Film Forum New York Gelar Perayaan Hari Film Nasional 2017

Puput Puji Lestari27 Mar 2017, 23:42 WIB
[Bintang] Indonesia Film Forum New York

Bintang.com, Jakarta Hari Film Nasional (HFN) jatuh setiap tanggal 30 Maret. Itu adalah hari pertama syuting film Darah dan Doa yang disutradarai Usmar Ismail Award. Syuting ini dianggap sebagai kebangkitan Film Indonesia karena dikerjakan oleh putra bangsa.

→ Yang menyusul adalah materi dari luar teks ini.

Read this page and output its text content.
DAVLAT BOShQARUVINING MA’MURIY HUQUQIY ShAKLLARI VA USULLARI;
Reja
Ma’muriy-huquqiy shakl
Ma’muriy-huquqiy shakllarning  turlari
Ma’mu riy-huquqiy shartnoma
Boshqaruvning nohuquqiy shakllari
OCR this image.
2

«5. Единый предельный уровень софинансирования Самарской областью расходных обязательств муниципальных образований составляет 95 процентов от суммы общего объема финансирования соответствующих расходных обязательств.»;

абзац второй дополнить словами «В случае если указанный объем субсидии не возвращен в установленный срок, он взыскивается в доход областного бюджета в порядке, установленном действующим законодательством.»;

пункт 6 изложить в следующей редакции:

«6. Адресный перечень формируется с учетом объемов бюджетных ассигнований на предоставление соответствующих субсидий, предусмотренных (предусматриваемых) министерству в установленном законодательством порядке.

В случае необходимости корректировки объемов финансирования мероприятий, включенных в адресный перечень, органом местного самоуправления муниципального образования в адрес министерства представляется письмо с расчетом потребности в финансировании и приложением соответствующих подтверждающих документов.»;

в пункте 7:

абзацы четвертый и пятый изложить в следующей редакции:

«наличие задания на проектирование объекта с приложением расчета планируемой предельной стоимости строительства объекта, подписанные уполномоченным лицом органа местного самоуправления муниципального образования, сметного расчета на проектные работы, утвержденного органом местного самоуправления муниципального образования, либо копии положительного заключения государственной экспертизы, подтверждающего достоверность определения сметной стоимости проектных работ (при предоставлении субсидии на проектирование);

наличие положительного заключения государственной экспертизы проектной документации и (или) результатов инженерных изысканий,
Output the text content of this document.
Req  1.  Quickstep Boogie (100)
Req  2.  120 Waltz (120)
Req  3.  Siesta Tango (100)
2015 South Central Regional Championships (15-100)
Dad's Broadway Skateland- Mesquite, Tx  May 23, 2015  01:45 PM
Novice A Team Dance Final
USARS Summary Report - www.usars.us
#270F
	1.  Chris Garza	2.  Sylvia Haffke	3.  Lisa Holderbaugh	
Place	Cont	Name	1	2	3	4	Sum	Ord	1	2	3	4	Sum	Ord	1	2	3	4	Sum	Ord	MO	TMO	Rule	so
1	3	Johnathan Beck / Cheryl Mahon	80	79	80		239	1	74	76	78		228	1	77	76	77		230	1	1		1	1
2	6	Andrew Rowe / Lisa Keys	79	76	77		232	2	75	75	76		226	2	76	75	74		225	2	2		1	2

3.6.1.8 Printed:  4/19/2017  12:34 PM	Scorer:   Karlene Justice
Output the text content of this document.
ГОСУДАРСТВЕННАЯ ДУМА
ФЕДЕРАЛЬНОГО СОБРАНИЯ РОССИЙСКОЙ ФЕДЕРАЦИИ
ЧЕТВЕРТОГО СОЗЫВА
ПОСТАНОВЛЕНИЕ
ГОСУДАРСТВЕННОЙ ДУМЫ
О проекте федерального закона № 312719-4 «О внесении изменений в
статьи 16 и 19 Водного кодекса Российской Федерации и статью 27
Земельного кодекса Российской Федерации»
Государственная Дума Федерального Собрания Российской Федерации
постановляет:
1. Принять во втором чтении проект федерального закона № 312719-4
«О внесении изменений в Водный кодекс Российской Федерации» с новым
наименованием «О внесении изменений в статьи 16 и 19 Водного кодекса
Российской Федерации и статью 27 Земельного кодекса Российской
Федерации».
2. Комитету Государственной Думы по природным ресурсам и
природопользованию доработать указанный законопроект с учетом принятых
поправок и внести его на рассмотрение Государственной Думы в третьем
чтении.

Untuk memperingati HFN, bukan cuma warga negara di Indonesia saya yang merayakannya dengan berbagai aktifitas. Di luar negeripun, peringatan HFN dilakukan dengan semarak. Salah satunya lewat acara Indonesia Film Forum New York (IFF-NY). Kegiatan ini merupakan kerjasama KJRI New York, Kementran Pendidikan, BEKRAF dan BPI, dan ISA.

Indonesia Film Forum New York  (Dok IFF-NY)

Mereka mengadakan acara pemutaran film bertemakan Finding Indonesia di salah satu kampus New York University, di Manhattan. "Kami memutarkan 3 film yang terdiri 2 film pendek dan 1 film panjang pada tanggal 25 Maret 2017," Emilia Chandra Ortiz, Programer IFF-NY saat dihubungi Minggu (26/3/2017).

Film pertama, Balik Jakarta. Film ini merupakan gambaran kisah perjalan seorang berkebangsaan Jerman di Jakarta yang sedang mencari alamat rumah yang dulu dia tinggali hanya dengan bermodalkan foto sebagai petunjuk Film kedua, On The Origin of Fear. Tayangan penuh emosi mendalam ini merupakan kisah kudeta politik masa lalu. Film ketiga, Mencari Hilal. Kisah hubungan antara ayah dan anak dalam keluarga muslim Indonesia yang penuh dengan masalah perbedaan
prinsip.

"Ini merupakan acara pemutaran film Indonesia di New York yang ketiga kalinya ini diperuntukan untuk masyarakat luas di New York, bukan hanya untuk komunitas warga Indonesia saja. Dengan film-film pilihan kali ini, kami mengajak para penontonnya untuk mencari, mengenal, menjelajah dan memperluas pemahaman tentang kehidupan di Indonesia," ujar Emilia.

Indonesia Film Forum New York  (Dok IFF-NY)

Finding Indonesia diharapkan dapat memberikan wawasan bahwa salah satu keindahan kekayaan Indonesia adalah karena kompleks dan beragamnya penduduk Indonesia. Kursi yang terjual sebanyak 90%, dengan kapasitas 255 orang.

"Dalam rangka membawa nama Indonesia di New York, kami juga menyediakan jajanan pasar dan minuman tradisional untuk para tamu yang bisa dinikmati di sela pemutaran Film Indonesia. IFF-NY dan KJRI New York berkomitmen agar selalu mengharumkan Indonesia di Amerika Serikat, khususnya di New York City.